Contract remediation – practical steps for data exporters
- You should assess and map all data flows and transfer arrangements where you are operating as a data exporter (either a controller or a processor) that is subject to the GDPR, and you are transferring data to an importer that is not subject to GDPR (in a third country).
- With regards to any new transfers, you should be ready to incorporate the new SCCs so that the longer term remediation problem does not get any bigger. You should factor the additional time this may incur into any current contract negotiations as the new SCCs involve some new decision meaning it may not be a simple case of swapping one set of SCCs for another.

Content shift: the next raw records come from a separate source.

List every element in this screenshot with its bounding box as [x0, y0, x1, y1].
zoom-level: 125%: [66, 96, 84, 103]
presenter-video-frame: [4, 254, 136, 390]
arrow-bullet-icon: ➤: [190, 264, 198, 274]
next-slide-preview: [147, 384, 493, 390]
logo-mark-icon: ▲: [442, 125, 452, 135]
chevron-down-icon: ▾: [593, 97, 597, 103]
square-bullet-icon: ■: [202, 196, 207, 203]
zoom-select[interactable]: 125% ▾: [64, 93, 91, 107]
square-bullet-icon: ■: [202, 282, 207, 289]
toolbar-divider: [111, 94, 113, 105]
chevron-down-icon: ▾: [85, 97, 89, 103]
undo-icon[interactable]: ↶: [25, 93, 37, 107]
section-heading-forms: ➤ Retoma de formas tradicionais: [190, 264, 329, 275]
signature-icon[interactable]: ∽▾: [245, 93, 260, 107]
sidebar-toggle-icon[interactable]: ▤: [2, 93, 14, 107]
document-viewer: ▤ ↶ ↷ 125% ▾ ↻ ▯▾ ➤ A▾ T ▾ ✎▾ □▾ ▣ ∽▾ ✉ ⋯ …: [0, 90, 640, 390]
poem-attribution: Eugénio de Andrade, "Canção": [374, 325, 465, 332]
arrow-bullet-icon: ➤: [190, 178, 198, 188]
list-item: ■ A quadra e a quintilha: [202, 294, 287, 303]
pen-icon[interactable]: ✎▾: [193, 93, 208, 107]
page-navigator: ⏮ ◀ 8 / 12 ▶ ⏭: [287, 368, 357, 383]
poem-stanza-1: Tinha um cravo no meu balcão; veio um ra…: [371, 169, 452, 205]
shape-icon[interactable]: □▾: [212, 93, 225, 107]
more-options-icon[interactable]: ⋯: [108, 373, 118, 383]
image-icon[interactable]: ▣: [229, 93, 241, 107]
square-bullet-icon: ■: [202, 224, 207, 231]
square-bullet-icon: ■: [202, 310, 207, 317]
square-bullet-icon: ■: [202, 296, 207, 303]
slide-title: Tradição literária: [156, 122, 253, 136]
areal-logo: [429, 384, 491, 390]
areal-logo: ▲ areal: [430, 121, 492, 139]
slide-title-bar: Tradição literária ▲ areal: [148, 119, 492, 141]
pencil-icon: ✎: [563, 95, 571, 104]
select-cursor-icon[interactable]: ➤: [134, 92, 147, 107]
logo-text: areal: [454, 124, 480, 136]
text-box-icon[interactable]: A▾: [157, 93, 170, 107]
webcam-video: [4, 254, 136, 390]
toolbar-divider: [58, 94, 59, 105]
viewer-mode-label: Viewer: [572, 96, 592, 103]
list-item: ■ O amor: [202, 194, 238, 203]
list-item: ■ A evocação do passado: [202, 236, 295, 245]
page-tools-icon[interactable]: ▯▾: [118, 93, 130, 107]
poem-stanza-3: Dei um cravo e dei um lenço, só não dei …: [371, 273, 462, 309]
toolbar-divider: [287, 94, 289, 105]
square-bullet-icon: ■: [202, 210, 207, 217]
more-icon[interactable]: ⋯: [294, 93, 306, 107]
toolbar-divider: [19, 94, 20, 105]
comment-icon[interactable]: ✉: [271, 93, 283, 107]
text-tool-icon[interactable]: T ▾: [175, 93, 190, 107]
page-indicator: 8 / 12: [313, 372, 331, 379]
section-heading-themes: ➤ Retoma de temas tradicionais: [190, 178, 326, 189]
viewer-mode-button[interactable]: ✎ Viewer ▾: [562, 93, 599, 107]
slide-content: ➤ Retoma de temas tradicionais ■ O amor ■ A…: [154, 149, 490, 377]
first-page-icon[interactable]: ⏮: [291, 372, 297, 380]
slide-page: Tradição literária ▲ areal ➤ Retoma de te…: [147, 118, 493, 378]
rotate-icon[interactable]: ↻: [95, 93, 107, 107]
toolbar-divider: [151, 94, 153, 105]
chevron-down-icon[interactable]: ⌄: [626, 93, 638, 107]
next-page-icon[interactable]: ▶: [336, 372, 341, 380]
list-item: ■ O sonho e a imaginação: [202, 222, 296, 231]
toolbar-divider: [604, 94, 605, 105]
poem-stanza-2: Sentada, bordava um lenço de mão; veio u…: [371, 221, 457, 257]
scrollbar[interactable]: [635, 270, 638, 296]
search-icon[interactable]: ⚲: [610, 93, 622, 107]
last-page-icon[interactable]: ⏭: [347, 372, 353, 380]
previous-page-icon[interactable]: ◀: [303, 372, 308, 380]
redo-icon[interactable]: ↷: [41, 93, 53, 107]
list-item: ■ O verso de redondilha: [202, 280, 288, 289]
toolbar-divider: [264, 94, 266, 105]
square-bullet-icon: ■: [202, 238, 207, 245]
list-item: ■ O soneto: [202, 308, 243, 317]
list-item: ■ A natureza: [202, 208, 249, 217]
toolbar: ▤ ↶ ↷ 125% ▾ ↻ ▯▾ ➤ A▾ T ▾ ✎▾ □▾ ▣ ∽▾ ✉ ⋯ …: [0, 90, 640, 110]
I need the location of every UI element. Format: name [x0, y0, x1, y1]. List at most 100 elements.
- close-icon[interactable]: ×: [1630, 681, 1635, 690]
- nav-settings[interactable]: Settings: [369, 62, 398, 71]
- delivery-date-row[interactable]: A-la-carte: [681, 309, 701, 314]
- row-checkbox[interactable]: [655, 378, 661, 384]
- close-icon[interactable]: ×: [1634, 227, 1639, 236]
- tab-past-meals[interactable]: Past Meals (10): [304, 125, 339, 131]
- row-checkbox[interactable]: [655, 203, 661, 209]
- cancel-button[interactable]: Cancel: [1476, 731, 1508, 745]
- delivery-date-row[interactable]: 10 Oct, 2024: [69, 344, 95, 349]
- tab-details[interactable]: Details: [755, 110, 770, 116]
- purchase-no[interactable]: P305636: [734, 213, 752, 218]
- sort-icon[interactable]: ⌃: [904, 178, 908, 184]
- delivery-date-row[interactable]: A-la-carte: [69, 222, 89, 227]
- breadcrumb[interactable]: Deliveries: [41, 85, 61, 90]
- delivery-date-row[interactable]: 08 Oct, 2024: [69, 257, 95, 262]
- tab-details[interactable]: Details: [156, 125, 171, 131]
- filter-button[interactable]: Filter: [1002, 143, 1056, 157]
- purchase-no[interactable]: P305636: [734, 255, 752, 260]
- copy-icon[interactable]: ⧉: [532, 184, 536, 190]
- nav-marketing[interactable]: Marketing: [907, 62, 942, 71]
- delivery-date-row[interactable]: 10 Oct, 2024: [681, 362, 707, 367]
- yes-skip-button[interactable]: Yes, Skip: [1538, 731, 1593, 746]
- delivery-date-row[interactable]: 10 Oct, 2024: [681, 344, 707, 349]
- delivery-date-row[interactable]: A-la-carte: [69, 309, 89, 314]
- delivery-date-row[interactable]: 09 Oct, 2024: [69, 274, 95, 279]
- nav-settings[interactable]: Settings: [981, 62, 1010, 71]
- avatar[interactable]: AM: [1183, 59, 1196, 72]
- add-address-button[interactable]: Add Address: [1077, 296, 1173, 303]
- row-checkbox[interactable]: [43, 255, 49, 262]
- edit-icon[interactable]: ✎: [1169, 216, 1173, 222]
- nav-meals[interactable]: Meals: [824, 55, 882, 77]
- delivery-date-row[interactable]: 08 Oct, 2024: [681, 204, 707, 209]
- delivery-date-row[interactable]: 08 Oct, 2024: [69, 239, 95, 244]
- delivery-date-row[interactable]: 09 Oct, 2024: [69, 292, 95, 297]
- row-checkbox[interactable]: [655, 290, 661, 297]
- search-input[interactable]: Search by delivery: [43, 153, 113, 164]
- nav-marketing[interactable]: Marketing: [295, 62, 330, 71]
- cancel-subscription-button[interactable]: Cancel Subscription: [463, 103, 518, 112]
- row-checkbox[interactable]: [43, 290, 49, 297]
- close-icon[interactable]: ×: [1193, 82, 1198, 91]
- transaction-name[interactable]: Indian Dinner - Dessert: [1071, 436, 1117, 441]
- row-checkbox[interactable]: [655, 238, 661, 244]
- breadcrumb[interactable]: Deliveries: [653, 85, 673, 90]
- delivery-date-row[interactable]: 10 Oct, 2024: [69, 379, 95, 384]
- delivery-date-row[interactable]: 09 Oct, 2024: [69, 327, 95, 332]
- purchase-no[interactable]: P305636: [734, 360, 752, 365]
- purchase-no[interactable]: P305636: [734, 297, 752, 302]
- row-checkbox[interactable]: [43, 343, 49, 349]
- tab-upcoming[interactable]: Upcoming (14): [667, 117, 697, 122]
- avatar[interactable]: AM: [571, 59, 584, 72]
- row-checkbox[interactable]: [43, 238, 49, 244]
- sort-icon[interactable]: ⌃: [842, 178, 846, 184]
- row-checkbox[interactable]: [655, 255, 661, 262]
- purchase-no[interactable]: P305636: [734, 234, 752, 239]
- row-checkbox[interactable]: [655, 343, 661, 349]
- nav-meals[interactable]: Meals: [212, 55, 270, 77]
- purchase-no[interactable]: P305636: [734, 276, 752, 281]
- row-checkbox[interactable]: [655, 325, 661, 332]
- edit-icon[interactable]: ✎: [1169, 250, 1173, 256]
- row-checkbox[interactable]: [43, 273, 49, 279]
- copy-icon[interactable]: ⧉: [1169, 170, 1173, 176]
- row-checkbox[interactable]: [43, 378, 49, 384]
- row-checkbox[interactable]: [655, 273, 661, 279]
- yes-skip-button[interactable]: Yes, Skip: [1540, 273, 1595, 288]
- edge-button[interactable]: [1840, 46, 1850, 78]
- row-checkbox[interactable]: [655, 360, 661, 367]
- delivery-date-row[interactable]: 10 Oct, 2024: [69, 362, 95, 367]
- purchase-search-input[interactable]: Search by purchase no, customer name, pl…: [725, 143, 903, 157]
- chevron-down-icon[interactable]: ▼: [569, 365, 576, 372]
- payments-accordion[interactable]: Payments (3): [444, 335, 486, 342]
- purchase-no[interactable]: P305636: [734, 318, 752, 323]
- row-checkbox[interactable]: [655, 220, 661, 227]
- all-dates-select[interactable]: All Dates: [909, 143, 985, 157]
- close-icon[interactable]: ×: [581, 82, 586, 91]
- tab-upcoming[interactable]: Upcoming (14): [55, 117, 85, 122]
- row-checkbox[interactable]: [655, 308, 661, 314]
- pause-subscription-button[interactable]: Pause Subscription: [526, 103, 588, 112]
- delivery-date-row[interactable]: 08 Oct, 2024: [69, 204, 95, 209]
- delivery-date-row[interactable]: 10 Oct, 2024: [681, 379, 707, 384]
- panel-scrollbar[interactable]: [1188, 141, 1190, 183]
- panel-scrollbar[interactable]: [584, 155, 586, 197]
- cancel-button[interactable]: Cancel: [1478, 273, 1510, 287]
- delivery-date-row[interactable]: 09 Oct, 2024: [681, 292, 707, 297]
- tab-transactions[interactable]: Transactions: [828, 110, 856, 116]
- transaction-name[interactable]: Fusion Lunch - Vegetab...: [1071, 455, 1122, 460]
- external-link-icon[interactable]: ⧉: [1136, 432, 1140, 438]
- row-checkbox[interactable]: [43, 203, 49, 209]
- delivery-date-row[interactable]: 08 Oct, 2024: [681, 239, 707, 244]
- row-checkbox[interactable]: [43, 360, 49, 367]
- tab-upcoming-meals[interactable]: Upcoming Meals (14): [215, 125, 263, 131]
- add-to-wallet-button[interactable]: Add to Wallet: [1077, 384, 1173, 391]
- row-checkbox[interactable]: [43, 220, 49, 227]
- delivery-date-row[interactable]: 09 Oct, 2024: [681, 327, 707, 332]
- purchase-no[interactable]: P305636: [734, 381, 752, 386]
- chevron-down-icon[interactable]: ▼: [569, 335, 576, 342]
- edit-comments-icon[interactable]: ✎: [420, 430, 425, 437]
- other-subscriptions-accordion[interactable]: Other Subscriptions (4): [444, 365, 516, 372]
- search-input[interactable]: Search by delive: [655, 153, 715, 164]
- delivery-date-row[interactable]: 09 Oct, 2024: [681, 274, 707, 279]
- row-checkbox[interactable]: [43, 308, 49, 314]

- For existing arrangements, you should review which data transfers will continue beyond the 18 months and take measures to migrate those arrangements to the new SCCs. It makes sense to prioritise those transfers that relate to key contracts for your organisation, and also those that are due for renewal before the expiry of the 18 months. It may also make sense to take the opportunity to check and update the information contained in the schedules of the current SCCs (for instance, the types of personal data covered by the SCCs, and the security measures in place to protect the data, as these aspects may have developed since the SCCs were signed).
- Identify any ‘gaps’ in the current usage of SCCs i.e. those contracts which ought to have incorporated the SCCs but did not.
- Review your current portfolio of data processing agreements, to map which have the old SCCs incorporated. The new SCCs contain A.28 processing terms and given that the SCCs take precedence over the terms of the DPA there may be a conflict between the substantive terms of a DPA and the new SCCs.
- Be prepared to proactively address the requirements of the Schrems II, in particular you should consider whether any supplementary measures are required to protect a data transfer to a third country in accordance with the Schrems II judgment.
- Factor the uncertainty around the UK position (with regards to both the adequacy status and the intention to consult on UK SCCs) into the project planning.
For some organisations, the above may be a straightforward exercise, for others, it will be more complex. We suggest that you start the review process as soon as possible to ensure you have sufficient time to repaper your contracts where necessary.